This repository serves as a submission for Udacity data engineer nanodegree.
A music streaming startup, Sparkify, has grown their user base and song database and want to move their processes and data onto the cloud. Their data resides in S3, in a directory of JSON logs on user activity on the app, as well as a directory with JSON metadata on the songs in their app.
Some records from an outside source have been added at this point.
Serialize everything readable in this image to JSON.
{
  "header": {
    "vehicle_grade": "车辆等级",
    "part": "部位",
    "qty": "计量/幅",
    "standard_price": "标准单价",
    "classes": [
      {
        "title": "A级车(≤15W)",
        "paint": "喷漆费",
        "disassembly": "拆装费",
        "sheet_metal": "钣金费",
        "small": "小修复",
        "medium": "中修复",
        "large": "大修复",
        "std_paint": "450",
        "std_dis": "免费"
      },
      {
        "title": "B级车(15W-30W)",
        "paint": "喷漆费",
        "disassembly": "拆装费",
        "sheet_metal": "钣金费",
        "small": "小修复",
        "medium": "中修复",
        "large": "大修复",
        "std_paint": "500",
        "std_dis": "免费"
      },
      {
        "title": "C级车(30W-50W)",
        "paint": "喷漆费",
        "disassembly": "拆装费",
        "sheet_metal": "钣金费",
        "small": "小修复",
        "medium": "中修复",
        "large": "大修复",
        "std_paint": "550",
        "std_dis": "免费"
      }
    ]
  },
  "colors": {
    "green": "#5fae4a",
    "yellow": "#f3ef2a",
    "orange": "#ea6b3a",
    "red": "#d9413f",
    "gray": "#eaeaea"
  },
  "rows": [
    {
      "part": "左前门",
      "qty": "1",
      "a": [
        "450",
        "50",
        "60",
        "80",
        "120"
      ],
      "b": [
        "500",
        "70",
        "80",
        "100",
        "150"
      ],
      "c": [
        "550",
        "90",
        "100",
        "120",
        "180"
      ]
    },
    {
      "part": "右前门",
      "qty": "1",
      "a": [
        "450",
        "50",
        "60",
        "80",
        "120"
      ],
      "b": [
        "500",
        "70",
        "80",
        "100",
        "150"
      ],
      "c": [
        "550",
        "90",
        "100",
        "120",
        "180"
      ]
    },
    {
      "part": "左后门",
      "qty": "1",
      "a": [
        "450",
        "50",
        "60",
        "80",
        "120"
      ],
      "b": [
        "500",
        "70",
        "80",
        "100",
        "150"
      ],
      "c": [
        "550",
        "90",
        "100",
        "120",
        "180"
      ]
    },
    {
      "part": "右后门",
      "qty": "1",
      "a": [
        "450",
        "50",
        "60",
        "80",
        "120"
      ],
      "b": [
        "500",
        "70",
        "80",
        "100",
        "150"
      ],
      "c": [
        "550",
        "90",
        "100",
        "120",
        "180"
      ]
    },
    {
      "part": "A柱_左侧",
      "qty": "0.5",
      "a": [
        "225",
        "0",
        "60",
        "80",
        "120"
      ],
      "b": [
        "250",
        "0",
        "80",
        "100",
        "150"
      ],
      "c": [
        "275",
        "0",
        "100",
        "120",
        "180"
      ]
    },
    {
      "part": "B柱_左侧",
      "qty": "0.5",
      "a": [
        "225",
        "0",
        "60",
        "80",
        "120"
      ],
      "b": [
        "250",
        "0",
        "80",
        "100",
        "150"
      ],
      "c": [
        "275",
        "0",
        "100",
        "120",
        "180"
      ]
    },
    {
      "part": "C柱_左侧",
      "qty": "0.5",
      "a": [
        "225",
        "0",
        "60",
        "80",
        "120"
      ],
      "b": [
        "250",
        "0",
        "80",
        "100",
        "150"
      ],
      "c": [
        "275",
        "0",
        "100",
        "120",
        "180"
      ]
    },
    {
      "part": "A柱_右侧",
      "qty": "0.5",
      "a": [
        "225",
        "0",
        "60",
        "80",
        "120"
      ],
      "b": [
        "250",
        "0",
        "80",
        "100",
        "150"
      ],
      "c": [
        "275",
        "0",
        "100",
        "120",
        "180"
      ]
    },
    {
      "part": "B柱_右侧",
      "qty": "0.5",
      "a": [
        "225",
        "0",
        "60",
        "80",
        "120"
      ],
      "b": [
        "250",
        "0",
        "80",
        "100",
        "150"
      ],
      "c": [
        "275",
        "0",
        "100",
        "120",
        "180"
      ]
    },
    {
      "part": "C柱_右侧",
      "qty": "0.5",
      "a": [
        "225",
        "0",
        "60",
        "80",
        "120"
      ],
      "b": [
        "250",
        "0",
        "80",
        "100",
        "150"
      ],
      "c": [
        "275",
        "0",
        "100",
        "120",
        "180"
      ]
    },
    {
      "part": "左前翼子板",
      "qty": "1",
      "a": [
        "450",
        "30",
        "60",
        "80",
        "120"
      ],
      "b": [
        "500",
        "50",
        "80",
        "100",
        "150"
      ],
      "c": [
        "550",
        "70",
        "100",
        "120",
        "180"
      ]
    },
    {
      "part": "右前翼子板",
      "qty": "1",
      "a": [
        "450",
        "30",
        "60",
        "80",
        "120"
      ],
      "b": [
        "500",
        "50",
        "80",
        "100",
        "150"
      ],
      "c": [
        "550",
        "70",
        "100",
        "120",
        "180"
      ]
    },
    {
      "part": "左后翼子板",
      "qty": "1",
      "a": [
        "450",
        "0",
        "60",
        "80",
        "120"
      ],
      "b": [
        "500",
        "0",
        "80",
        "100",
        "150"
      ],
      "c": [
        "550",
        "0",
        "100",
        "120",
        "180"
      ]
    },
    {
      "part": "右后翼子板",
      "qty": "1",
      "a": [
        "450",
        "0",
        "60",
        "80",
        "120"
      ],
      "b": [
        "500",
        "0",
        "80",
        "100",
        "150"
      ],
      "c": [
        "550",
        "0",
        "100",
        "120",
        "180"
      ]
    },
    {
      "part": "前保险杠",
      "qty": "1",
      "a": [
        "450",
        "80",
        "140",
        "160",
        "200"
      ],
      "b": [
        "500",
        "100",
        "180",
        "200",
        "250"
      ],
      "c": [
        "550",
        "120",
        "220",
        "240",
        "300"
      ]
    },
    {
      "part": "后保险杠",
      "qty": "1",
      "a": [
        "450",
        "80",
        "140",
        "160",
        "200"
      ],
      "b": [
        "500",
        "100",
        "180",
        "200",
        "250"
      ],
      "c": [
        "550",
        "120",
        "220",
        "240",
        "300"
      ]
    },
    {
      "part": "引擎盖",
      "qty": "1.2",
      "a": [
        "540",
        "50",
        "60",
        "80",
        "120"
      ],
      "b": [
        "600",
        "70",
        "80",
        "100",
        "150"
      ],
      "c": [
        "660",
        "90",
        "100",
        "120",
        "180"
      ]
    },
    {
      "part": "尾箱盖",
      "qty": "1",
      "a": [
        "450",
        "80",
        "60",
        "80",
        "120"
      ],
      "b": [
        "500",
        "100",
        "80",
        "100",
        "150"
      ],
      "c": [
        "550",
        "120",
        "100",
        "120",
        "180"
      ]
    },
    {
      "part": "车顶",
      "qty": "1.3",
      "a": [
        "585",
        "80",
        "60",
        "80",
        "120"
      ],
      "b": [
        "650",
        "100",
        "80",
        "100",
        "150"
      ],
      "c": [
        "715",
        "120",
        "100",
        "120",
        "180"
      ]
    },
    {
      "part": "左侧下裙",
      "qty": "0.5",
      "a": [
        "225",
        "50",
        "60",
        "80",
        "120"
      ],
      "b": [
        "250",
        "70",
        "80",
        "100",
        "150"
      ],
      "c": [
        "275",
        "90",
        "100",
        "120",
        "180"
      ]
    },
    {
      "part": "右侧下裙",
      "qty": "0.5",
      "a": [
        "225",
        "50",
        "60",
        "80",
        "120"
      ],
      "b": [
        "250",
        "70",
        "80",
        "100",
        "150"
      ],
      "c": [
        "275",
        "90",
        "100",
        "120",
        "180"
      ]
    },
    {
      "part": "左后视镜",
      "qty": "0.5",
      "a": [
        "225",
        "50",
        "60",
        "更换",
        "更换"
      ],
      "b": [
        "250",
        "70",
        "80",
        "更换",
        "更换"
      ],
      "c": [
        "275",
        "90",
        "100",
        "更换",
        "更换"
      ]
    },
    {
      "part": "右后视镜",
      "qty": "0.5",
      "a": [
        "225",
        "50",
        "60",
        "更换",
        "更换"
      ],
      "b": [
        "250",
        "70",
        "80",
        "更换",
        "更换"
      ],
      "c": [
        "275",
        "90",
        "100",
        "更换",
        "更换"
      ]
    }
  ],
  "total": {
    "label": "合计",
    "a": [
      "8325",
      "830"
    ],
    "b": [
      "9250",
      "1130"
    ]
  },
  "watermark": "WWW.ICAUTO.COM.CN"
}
This section describes how to get use this repositrory.
Redshift Cluster Setup
To run this project you will need connectivity to an AWS Redshift database. The setup_redshift.ipynb notebook will setup the cluster. In order for the notebook to run you will need a "dwh_udacity.cgf" file in the same folder as the notebook, with below structure.
[AWS]
KEY=
SECRET=
[DWH]
DWH_CLUSTER_TYPE=multi-node
DWH_NUM_NODES=4
DWH_NODE_TYPE=dc2.large
DWH_IAM_ROLE_NAME=
DWH_CLUSTER_IDENTIFIER=
DWH_DB=
DWH_DB_USER=dwhuser
DWH_DB_PASSWORD=
DWH_PORT=
Python environemnt setup
pip install -r requirements.txt
In order to run the table creation and the ETLs you will need a "dwh.cfg" file in the same folder as the .py files with the below structure.
[CLUSTER]
HOST=''
DB_NAME=''
DB_USER=''
DB_PASSWORD=''
DB_PORT=''
[IAM_ROLE]
ARN=
[S3]
LOG_DATA=''
LOG_JSONPATH=''
SONG_DATA=''
Initialize the database
python create_tables.py
Run the ETL pipeline
python etl.py
\create_tables.py --> script to create the database and tables
\etl.py --> script which runs the etl pipeline
\sql_queries.py --> contains SQL queries run throughout the project
\setup_redshift.ipynb --> jupyter notebook to setup redshift, IAM roles.
The goal of the project is to run efficient queries on song playing analytics which is mainly sotred in the songplays table. The design of the tables remains the same as before but the main difference now is taht the DB is deployed in a IAAS environemnt which is highly scalable.
The ETL is integrated to read from AWS S3 buckets into staging table on the Redshift cluster. Then additional queries trasnform and move the data into their final tables to be used for analytics.